Governo quer reforçar com mais 11,5 mil camas a oferta de alojamentos universitários até 2023, um primeiro passo para garantir que até 2030 pelo menos "60% dos jovens" frequentem Ensino Superior.

António Costa delineou esta terça-feira o compromisso para os próximos anos ao nível do Ensino Superior: “Ninguém pode ser impedido de aceder ao Ensino Superior por falta de condições económicas”, salientou o primeiro-ministro, na inauguração da nova Residência Universitária da Ajuda, que decorreu esta manhã.

Sem nunca se referir às propinas, cuja extinção o Bloco de Esquerda procurará colocar na agenda na próxima legislatura, António Costa referiu-se ao problema central que impede maiores níveis de acessibilidade às Universidades e Politécnicos em Portugal, a falta de condições económicas das famílias, de baixos e médios rendimentos. “É essencial democratizar o acesso ao Ensino Superior para sustentar o crescimento económico do país”, defendeu.

E se há um passo essencial para esta democratização, está no campo do alojamento, acrescentou. “Se há algo essencial para democratizar o Ensino Superior é o alojamento. É uma das maiores barreiras no acesso ao Ensino Superior e à mobilidade” no mesmo”, realçou o António Costa, reconhecendo que este é um obstáculo que já nem a classe média consegue superar: “Hoje o alojamento exclui efetivamente da hipótese de acesso grande parte da classe média”, salientou.
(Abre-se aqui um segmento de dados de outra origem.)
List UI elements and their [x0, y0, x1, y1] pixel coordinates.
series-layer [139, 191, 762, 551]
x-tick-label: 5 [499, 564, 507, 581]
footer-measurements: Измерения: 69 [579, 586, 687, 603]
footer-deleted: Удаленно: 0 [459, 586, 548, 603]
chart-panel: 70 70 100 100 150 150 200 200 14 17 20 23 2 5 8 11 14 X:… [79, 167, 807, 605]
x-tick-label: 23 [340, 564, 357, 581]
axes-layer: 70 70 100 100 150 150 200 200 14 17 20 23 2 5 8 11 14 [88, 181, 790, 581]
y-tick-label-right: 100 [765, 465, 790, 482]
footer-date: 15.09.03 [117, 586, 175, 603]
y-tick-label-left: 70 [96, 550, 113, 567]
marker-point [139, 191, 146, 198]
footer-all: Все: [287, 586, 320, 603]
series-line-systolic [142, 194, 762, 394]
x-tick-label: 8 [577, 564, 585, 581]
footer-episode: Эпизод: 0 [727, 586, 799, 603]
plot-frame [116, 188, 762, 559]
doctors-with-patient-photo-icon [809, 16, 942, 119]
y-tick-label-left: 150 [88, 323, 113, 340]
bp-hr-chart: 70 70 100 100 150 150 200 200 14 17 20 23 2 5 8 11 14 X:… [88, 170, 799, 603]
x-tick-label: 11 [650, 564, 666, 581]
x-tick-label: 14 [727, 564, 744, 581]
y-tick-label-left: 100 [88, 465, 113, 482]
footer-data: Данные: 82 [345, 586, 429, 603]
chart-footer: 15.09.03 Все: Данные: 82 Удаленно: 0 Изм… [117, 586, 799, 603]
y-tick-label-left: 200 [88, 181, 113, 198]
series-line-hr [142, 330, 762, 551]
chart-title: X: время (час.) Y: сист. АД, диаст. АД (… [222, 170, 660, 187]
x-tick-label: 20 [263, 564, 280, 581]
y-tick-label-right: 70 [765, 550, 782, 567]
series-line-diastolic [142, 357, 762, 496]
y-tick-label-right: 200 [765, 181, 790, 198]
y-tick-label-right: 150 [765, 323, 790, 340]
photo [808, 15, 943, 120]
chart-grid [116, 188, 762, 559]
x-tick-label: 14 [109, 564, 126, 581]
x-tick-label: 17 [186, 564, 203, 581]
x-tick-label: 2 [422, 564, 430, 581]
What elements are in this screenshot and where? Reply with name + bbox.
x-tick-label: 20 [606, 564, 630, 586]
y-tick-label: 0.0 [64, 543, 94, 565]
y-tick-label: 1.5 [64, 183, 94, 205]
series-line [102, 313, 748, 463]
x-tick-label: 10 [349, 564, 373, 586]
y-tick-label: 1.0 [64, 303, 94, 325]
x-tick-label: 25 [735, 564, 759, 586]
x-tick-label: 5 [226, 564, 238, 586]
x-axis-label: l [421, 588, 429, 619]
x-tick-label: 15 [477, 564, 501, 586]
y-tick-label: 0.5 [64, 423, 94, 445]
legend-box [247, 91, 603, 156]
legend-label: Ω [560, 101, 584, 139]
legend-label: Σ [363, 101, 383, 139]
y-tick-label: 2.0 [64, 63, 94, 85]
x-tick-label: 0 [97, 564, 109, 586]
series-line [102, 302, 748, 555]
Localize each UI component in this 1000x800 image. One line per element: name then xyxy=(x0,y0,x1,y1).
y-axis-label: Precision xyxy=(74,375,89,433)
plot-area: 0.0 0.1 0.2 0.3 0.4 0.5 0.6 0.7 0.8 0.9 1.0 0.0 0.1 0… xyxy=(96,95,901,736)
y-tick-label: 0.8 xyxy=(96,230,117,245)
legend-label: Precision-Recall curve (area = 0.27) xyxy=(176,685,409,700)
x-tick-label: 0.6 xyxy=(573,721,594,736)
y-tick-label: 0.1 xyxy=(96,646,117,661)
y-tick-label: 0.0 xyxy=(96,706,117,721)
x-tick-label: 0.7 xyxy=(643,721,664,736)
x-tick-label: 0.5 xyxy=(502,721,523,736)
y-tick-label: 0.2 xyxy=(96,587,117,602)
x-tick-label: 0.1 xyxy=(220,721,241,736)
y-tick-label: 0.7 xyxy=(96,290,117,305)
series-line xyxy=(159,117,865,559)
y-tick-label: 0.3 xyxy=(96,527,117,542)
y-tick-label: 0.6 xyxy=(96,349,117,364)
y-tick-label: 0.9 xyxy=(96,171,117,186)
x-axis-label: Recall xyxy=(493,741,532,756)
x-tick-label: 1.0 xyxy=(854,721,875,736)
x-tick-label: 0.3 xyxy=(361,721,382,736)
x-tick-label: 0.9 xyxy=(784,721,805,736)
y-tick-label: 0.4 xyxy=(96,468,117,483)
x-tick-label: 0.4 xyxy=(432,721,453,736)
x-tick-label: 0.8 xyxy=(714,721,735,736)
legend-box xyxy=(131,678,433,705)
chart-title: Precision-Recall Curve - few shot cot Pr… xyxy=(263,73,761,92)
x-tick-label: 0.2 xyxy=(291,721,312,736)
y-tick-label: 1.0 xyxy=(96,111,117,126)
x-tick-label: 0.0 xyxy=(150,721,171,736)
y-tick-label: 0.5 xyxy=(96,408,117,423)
Costa lembrou de seguida que Portugal procura conseguir até 2030 ter um total de 60% dos jovens no Ensino Superior — jovens em idade de frequentar, entenda-se — e um investimento equivalente a 3% do Produto Interno Bruto em Investigação & Desenvolvimento — “um terço público e dois terços dos privados”.

Em termos de objetivos mais próximos, António Costa realçou o “grande esforço que é preciso executar nos próximos quatro anos” para reforçar a oferta de alojamentos para universitários, sublinhando ser “muito positivo a grande congregação de esforços entre universidades, municípios e o Estado” neste campo — esforço que irá permitir passar a oferta de 15 mil camas para perto de 30 mil até 2023, garantiu.